When someone gets $150,000 from the Hasan Family Foundation to write a series of in-depth articles, you’d think journalists, being writers themselves, would want to see what was written.
Especially if the writer is Colorado gubernatorial candidate Scott McInnis.
Yet, as far as I know, no Colorado journalist has asked McInnis to see the fruits of his writing labor.
I wrote previously that when Craig Silverman and Dan Caplis had McInnis on their KHOW talk-radio show, McInnis said he wrote a “series of in-depth articles on water” when he was a senior fellow at the Hasan Family Foundation. But the hosts didn’t ask to see the writing on this big CO issue. The foundation’s attorney told me that McInnis could release the articles if he wanted to, but McInnis’ spokesperson didn’t have time to get back to me last week.
So I’ve continued to try to fill in the journalistic gap and locate the articles.
First, I emailed Craig Silverman and asked if he’d make up for his interview lapse and ask McInnis, next time he’s a guest on Craig’s talk-radio show, if he’d make his water articles public.
Silverman emailed me back that he appreciated my suggestion, but he wouldn’t commit to asking McInnis about the water articles.
So I moved on.
My friend heard a rumor that Pueblo Chieftain publisher Bob Rawlings might have helped fund McInnis’ work on the articles…-or at least he might know where his writing is.
“I don’t know anything about that, Jason. I’m sorry,” he answered. “I’ve very involved in water issues but I haven’t funded any studies for Scott McInnis.”
Have you ever seen any articles he’s done on water?
“Well, I’ve never heard of them, but my memory isn’t as good as it used to be,” Rawlings said. “Our water guy here [at the Chieftain] is Chris Woodka, and I think probably he’s the best one to answer your question.”
So I called Woodka, who’s a well-known water wonk, but he’d never heard of articles by McInnis on the topic.
Woodka told me that John Orr is one of the few people who reads more arcane stuff about Colorado water than he does.
I knew about Orr, because he’s the writer and editor of the highly regarded Coyote Gulch blog, a regular stop for most everyone who tracks water issues in Colorado.
“I don’t have any recollection of a water series by him so it may have been before 2003 when I started paying close attention to the issue,” Orr told me. (McInnis was a Hasan fellow from 2005 to 2007.) Neither had Orr seen any single article by McInnis.
Orr suggested I try Loretta Lohman, editor of Nonpoint Source Colorado. She had never seen anything, either. Neither had the head archivist at Colorado State University’s Water Resources Archive. Nor the Water Congress. Nor the editor of the High Country News.

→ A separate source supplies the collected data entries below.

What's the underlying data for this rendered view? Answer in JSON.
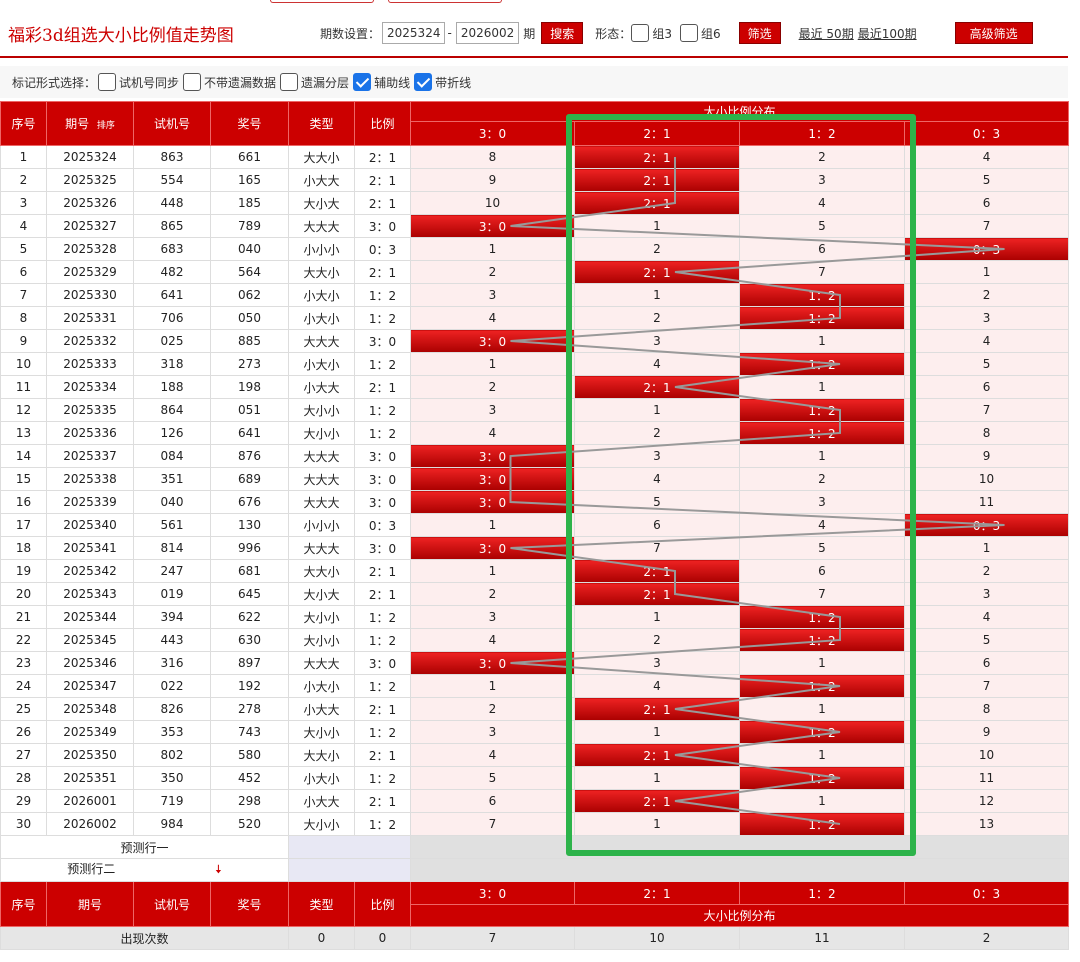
{
  "header": {
    "title": "福彩3d组选大小比例值走势图",
    "period_label": "期数设置：",
    "period_from": "2025324",
    "period_dash": "-",
    "period_to": "2026002",
    "period_unit": "期",
    "search_btn": "搜索",
    "form_label": "形态：",
    "group3": "组3",
    "group6": "组6",
    "filter_btn": "筛选",
    "recent50": "最近 50期",
    "recent100": "最近100期",
    "adv_btn": "高级筛选"
  },
  "marks": {
    "label": "标记形式选择：",
    "opt1": "试机号同步",
    "opt2": "不带遗漏数据",
    "opt3": "遗漏分层",
    "opt4": "辅助线",
    "opt5": "带折线"
  },
  "columns": {
    "seq": "序号",
    "period": "期号",
    "sort": "排序",
    "test": "试机号",
    "award": "奖号",
    "type": "类型",
    "ratio": "比例",
    "dist": "大小比例分布",
    "r": [
      "3：0",
      "2：1",
      "1：2",
      "0：3"
    ]
  },
  "rows": [
    {
      "seq": "1",
      "period": "2025324",
      "test": "863",
      "award": "661",
      "type": "大大小",
      "ratio": "2：1",
      "c": [
        "8",
        "2：1",
        "2",
        "4"
      ]
    },
    {
      "seq": "2",
      "period": "2025325",
      "test": "554",
      "award": "165",
      "type": "小大大",
      "ratio": "2：1",
      "c": [
        "9",
        "2：1",
        "3",
        "5"
      ]
    },
    {
      "seq": "3",
      "period": "2025326",
      "test": "448",
      "award": "185",
      "type": "大小大",
      "ratio": "2：1",
      "c": [
        "10",
        "2：1",
        "4",
        "6"
      ]
    },
    {
      "seq": "4",
      "period": "2025327",
      "test": "865",
      "award": "789",
      "type": "大大大",
      "ratio": "3：0",
      "c": [
        "3：0",
        "1",
        "5",
        "7"
      ]
    },
    {
      "seq": "5",
      "period": "2025328",
      "test": "683",
      "award": "040",
      "type": "小小小",
      "ratio": "0：3",
      "c": [
        "1",
        "2",
        "6",
        "0：3"
      ]
    },
    {
      "seq": "6",
      "period": "2025329",
      "test": "482",
      "award": "564",
      "type": "大大小",
      "ratio": "2：1",
      "c": [
        "2",
        "2：1",
        "7",
        "1"
      ]
    },
    {
      "seq": "7",
      "period": "2025330",
      "test": "641",
      "award": "062",
      "type": "小大小",
      "ratio": "1：2",
      "c": [
        "3",
        "1",
        "1：2",
        "2"
      ]
    },
    {
      "seq": "8",
      "period": "2025331",
      "test": "706",
      "award": "050",
      "type": "小大小",
      "ratio": "1：2",
      "c": [
        "4",
        "2",
        "1：2",
        "3"
      ]
    },
    {
      "seq": "9",
      "period": "2025332",
      "test": "025",
      "award": "885",
      "type": "大大大",
      "ratio": "3：0",
      "c": [
        "3：0",
        "3",
        "1",
        "4"
      ]
    },
    {
      "seq": "10",
      "period": "2025333",
      "test": "318",
      "award": "273",
      "type": "小大小",
      "ratio": "1：2",
      "c": [
        "1",
        "4",
        "1：2",
        "5"
      ]
    },
    {
      "seq": "11",
      "period": "2025334",
      "test": "188",
      "award": "198",
      "type": "小大大",
      "ratio": "2：1",
      "c": [
        "2",
        "2：1",
        "1",
        "6"
      ]
    },
    {
      "seq": "12",
      "period": "2025335",
      "test": "864",
      "award": "051",
      "type": "大小小",
      "ratio": "1：2",
      "c": [
        "3",
        "1",
        "1：2",
        "7"
      ]
    },
    {
      "seq": "13",
      "period": "2025336",
      "test": "126",
      "award": "641",
      "type": "大小小",
      "ratio": "1：2",
      "c": [
        "4",
        "2",
        "1：2",
        "8"
      ]
    },
    {
      "seq": "14",
      "period": "2025337",
      "test": "084",
      "award": "876",
      "type": "大大大",
      "ratio": "3：0",
      "c": [
        "3：0",
        "3",
        "1",
        "9"
      ]
    },
    {
      "seq": "15",
      "period": "2025338",
      "test": "351",
      "award": "689",
      "type": "大大大",
      "ratio": "3：0",
      "c": [
        "3：0",
        "4",
        "2",
        "10"
      ]
    },
    {
      "seq": "16",
      "period": "2025339",
      "test": "040",
      "award": "676",
      "type": "大大大",
      "ratio": "3：0",
      "c": [
        "3：0",
        "5",
        "3",
        "11"
      ]
    },
    {
      "seq": "17",
      "period": "2025340",
      "test": "561",
      "award": "130",
      "type": "小小小",
      "ratio": "0：3",
      "c": [
        "1",
        "6",
        "4",
        "0：3"
      ]
    },
    {
      "seq": "18",
      "period": "2025341",
      "test": "814",
      "award": "996",
      "type": "大大大",
      "ratio": "3：0",
      "c": [
        "3：0",
        "7",
        "5",
        "1"
      ]
    },
    {
      "seq": "19",
      "period": "2025342",
      "test": "247",
      "award": "681",
      "type": "大大小",
      "ratio": "2：1",
      "c": [
        "1",
        "2：1",
        "6",
        "2"
      ]
    },
    {
      "seq": "20",
      "period": "2025343",
      "test": "019",
      "award": "645",
      "type": "大小大",
      "ratio": "2：1",
      "c": [
        "2",
        "2：1",
        "7",
        "3"
      ]
    },
    {
      "seq": "21",
      "period": "2025344",
      "test": "394",
      "award": "622",
      "type": "大小小",
      "ratio": "1：2",
      "c": [
        "3",
        "1",
        "1：2",
        "4"
      ]
    },
    {
      "seq": "22",
      "period": "2025345",
      "test": "443",
      "award": "630",
      "type": "大小小",
      "ratio": "1：2",
      "c": [
        "4",
        "2",
        "1：2",
        "5"
      ]
    },
    {
      "seq": "23",
      "period": "2025346",
      "test": "316",
      "award": "897",
      "type": "大大大",
      "ratio": "3：0",
      "c": [
        "3：0",
        "3",
        "1",
        "6"
      ]
    },
    {
      "seq": "24",
      "period": "2025347",
      "test": "022",
      "award": "192",
      "type": "小大小",
      "ratio": "1：2",
      "c": [
        "1",
        "4",
        "1：2",
        "7"
      ]
    },
    {
      "seq": "25",
      "period": "2025348",
      "test": "826",
      "award": "278",
      "type": "小大大",
      "ratio": "2：1",
      "c": [
        "2",
        "2：1",
        "1",
        "8"
      ]
    },
    {
      "seq": "26",
      "period": "2025349",
      "test": "353",
      "award": "743",
      "type": "大小小",
      "ratio": "1：2",
      "c": [
        "3",
        "1",
        "1：2",
        "9"
      ]
    },
    {
      "seq": "27",
      "period": "2025350",
      "test": "802",
      "award": "580",
      "type": "大大小",
      "ratio": "2：1",
      "c": [
        "4",
        "2：1",
        "1",
        "10"
      ]
    },
    {
      "seq": "28",
      "period": "2025351",
      "test": "350",
      "award": "452",
      "type": "小大小",
      "ratio": "1：2",
      "c": [
        "5",
        "1",
        "1：2",
        "11"
      ]
    },
    {
      "seq": "29",
      "period": "2026001",
      "test": "719",
      "award": "298",
      "type": "小大大",
      "ratio": "2：1",
      "c": [
        "6",
        "2：1",
        "1",
        "12"
      ]
    },
    {
      "seq": "30",
      "period": "2026002",
      "test": "984",
      "award": "520",
      "type": "大小小",
      "ratio": "1：2",
      "c": [
        "7",
        "1",
        "1：2",
        "13"
      ]
    }
  ],
  "predict": {
    "row1": "预测行一",
    "row2": "预测行二"
  },
  "footer": {
    "count_label": "出现次数",
    "type_count": "0",
    "ratio_count": "0",
    "counts": [
      "7",
      "10",
      "11",
      "2"
    ]
  },
  "colors": {
    "brand": "#cc0000",
    "highlight": "#2db34a"
  }
}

I tried the Colorado River District, which has this slogan on its homepage: “Protecting Western Colorado Water since 1937.”
Perfect, I thought.
The receptionist put me in touch with Jim Pokrandt, Communication & Education Specialist. He’d never seen any articles by McInnis and neither had his colleague, Manager of External Affairs Chris Treese.
But Pokrandt told me that McInnis had been a keynote speaker at the CO River District’s annual seminar in Grand Junction in 2005. McInnis’ expenses had been covered by the Hasan Family Foundation, but, unfortunately, no written record of his speech was available, he said. However, he found the title of McInnis’ keynote address: “Washington in the rear-view mirror.”

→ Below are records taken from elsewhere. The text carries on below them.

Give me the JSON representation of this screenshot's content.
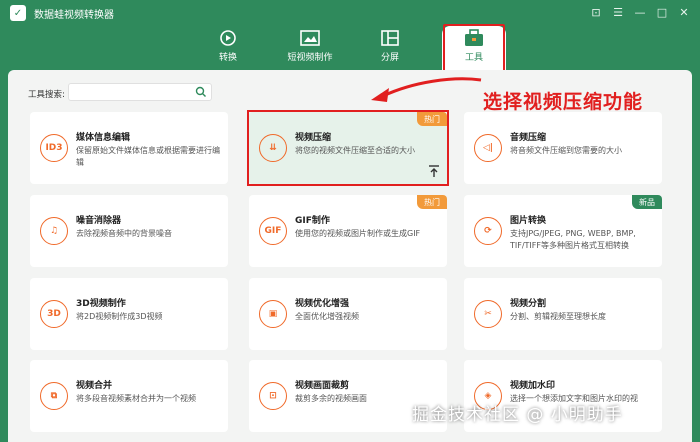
{
  "app": {
    "title": "数据蛙视频转换器",
    "logo_glyph": "✓"
  },
  "window_controls": [
    "⊡",
    "☰",
    "—",
    "□",
    "✕"
  ],
  "nav_tabs": [
    {
      "label": "转换",
      "icon": "convert-icon"
    },
    {
      "label": "短视频制作",
      "icon": "short-video-icon"
    },
    {
      "label": "分屏",
      "icon": "split-screen-icon"
    },
    {
      "label": "工具",
      "icon": "toolbox-icon",
      "active": true
    }
  ],
  "search": {
    "label": "工具搜索:",
    "placeholder": ""
  },
  "annotation": "选择视频压缩功能",
  "tools": [
    {
      "title": "媒体信息编辑",
      "desc": "保留原始文件媒体信息或根据需要进行编辑",
      "icon_text": "ID3"
    },
    {
      "title": "视频压缩",
      "desc": "将您的视频文件压缩至合适的大小",
      "icon_text": "⇊",
      "badge": "热门",
      "highlight": true
    },
    {
      "title": "音频压缩",
      "desc": "将音频文件压缩到您需要的大小",
      "icon_text": "◁|"
    },
    {
      "title": "噪音消除器",
      "desc": "去除视频音频中的背景噪音",
      "icon_text": "♫"
    },
    {
      "title": "GIF制作",
      "desc": "使用您的视频或图片制作或生成GIF",
      "icon_text": "GIF",
      "badge": "热门"
    },
    {
      "title": "图片转换",
      "desc": "支持JPG/JPEG, PNG, WEBP, BMP, TIF/TIFF等多种图片格式互相转换",
      "icon_text": "⟳",
      "badge": "新品"
    },
    {
      "title": "3D视频制作",
      "desc": "将2D视频制作成3D视频",
      "icon_text": "3D"
    },
    {
      "title": "视频优化增强",
      "desc": "全面优化增强视频",
      "icon_text": "▣"
    },
    {
      "title": "视频分割",
      "desc": "分割、剪辑视频至理想长度",
      "icon_text": "✂"
    },
    {
      "title": "视频合并",
      "desc": "将多段音视频素材合并为一个视频",
      "icon_text": "⧉"
    },
    {
      "title": "视频画面裁剪",
      "desc": "裁剪多余的视频画面",
      "icon_text": "⊡"
    },
    {
      "title": "视频加水印",
      "desc": "选择一个想添加文字和图片水印的视",
      "icon_text": "◈"
    }
  ],
  "watermark": "掘金技术社区 @ 小明助手",
  "colors": {
    "brand": "#2f8a5c",
    "accent": "#f06a2a",
    "hot": "#f29a3a",
    "annotation": "#e11f1f"
  }
}
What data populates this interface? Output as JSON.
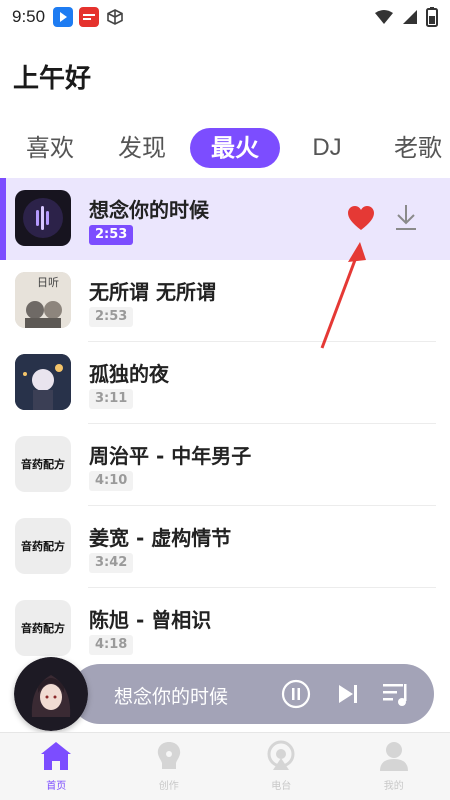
{
  "status_bar": {
    "time": "9:50",
    "notification_icons": [
      "blue-arrow-app-icon",
      "red-news-app-icon",
      "cube-app-icon"
    ],
    "system_icons": [
      "wifi-icon",
      "signal-icon",
      "battery-icon"
    ]
  },
  "greeting": "上午好",
  "tabs": [
    {
      "label": "喜欢",
      "active": false
    },
    {
      "label": "发现",
      "active": false
    },
    {
      "label": "最火",
      "active": true
    },
    {
      "label": "DJ",
      "active": false
    },
    {
      "label": "老歌",
      "active": false
    }
  ],
  "songs": [
    {
      "title": "想念你的时候",
      "duration": "2:53",
      "active": true,
      "liked": true,
      "cover_text": ""
    },
    {
      "title": "无所谓 无所谓",
      "duration": "2:53",
      "active": false,
      "cover_text": "日听"
    },
    {
      "title": "孤独的夜",
      "duration": "3:11",
      "active": false,
      "cover_text": ""
    },
    {
      "title": "周治平 - 中年男子",
      "duration": "4:10",
      "active": false,
      "cover_text": "音药配方"
    },
    {
      "title": "姜宽 - 虚构情节",
      "duration": "3:42",
      "active": false,
      "cover_text": "音药配方"
    },
    {
      "title": "陈旭 - 曾相识",
      "duration": "4:18",
      "active": false,
      "cover_text": "音药配方"
    }
  ],
  "player": {
    "now_playing": "想念你的时候",
    "controls": [
      "pause-icon",
      "next-icon",
      "playlist-icon"
    ]
  },
  "bottom_nav": [
    {
      "label": "首页",
      "icon": "home-icon",
      "active": true
    },
    {
      "label": "创作",
      "icon": "create-icon",
      "active": false
    },
    {
      "label": "电台",
      "icon": "radio-icon",
      "active": false
    },
    {
      "label": "我的",
      "icon": "profile-icon",
      "active": false
    }
  ],
  "colors": {
    "accent": "#7c4dff",
    "active_row_bg": "#ebe6fd",
    "like_red": "#e53935",
    "player_bg": "#a3a3b7"
  }
}
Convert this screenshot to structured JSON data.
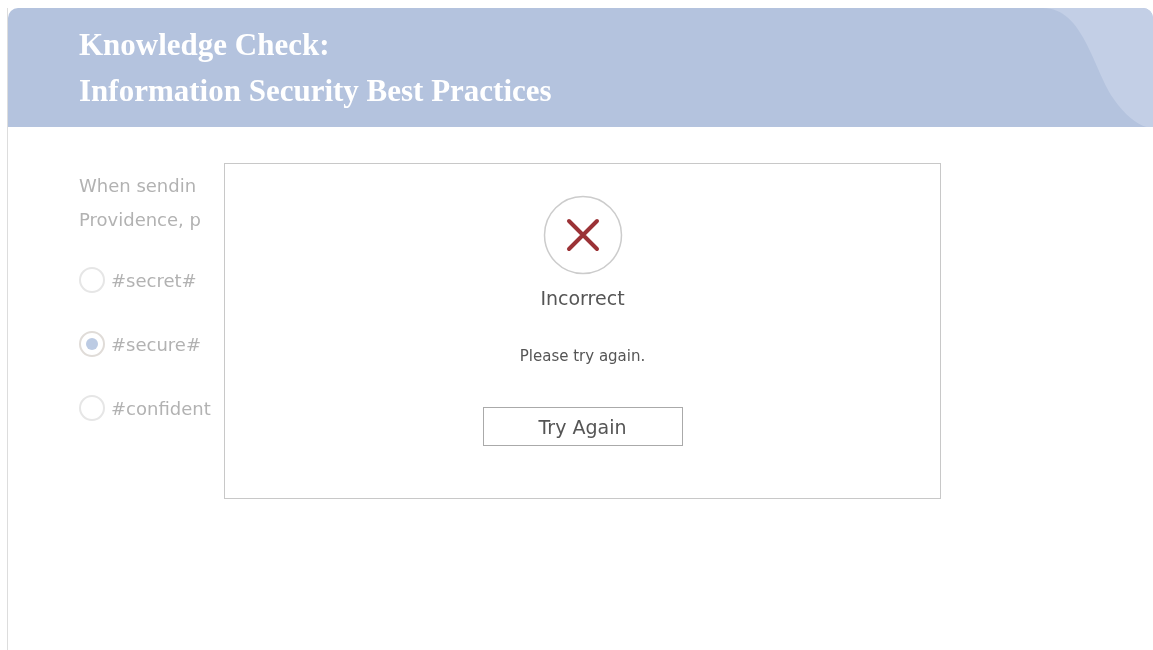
{
  "header": {
    "title_lines": [
      "Knowledge Check:",
      "Information Security Best Practices"
    ]
  },
  "question": {
    "lines": [
      "When sendin",
      "Providence, p"
    ]
  },
  "options": [
    {
      "label": "#secret#",
      "selected": false
    },
    {
      "label": "#secure#",
      "selected": true
    },
    {
      "label": "#confident",
      "selected": false
    }
  ],
  "feedback": {
    "correct": false,
    "heading": "Incorrect",
    "message": "Please try again.",
    "button": "Try Again"
  }
}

Maybe this formed the basis for something in depth?
If so, it seems odd that none of the water experts mentioned above know about it. In talking to the various water experts I contacted, it became clear to me that it would be quite strange for McInnis or any serious researcher to write a stealth paper on Colorado water, not to mention a stealth series. It seems like Colorado water researchers and policy people consult each other on the technical details of this complicated topic.
I emailed the McInnis campaign, asking again for a response or to see the articles, and heard nothing back.
So I left hoping that Craig Silverman finds his inner journalist and queries McInnis about this, since Craig is the guy who’s apparently come closest to asking McInnis about it.
Or The Denver Post should push for an answer from McInnis, since a Post story first introduced McInnis’ $150,000 in Hasan income into the campaign debate. And, of course, The Post has taken the lead among news outlets in trying to get all of the gubernatorial candidates to disclose their income tax records for public review.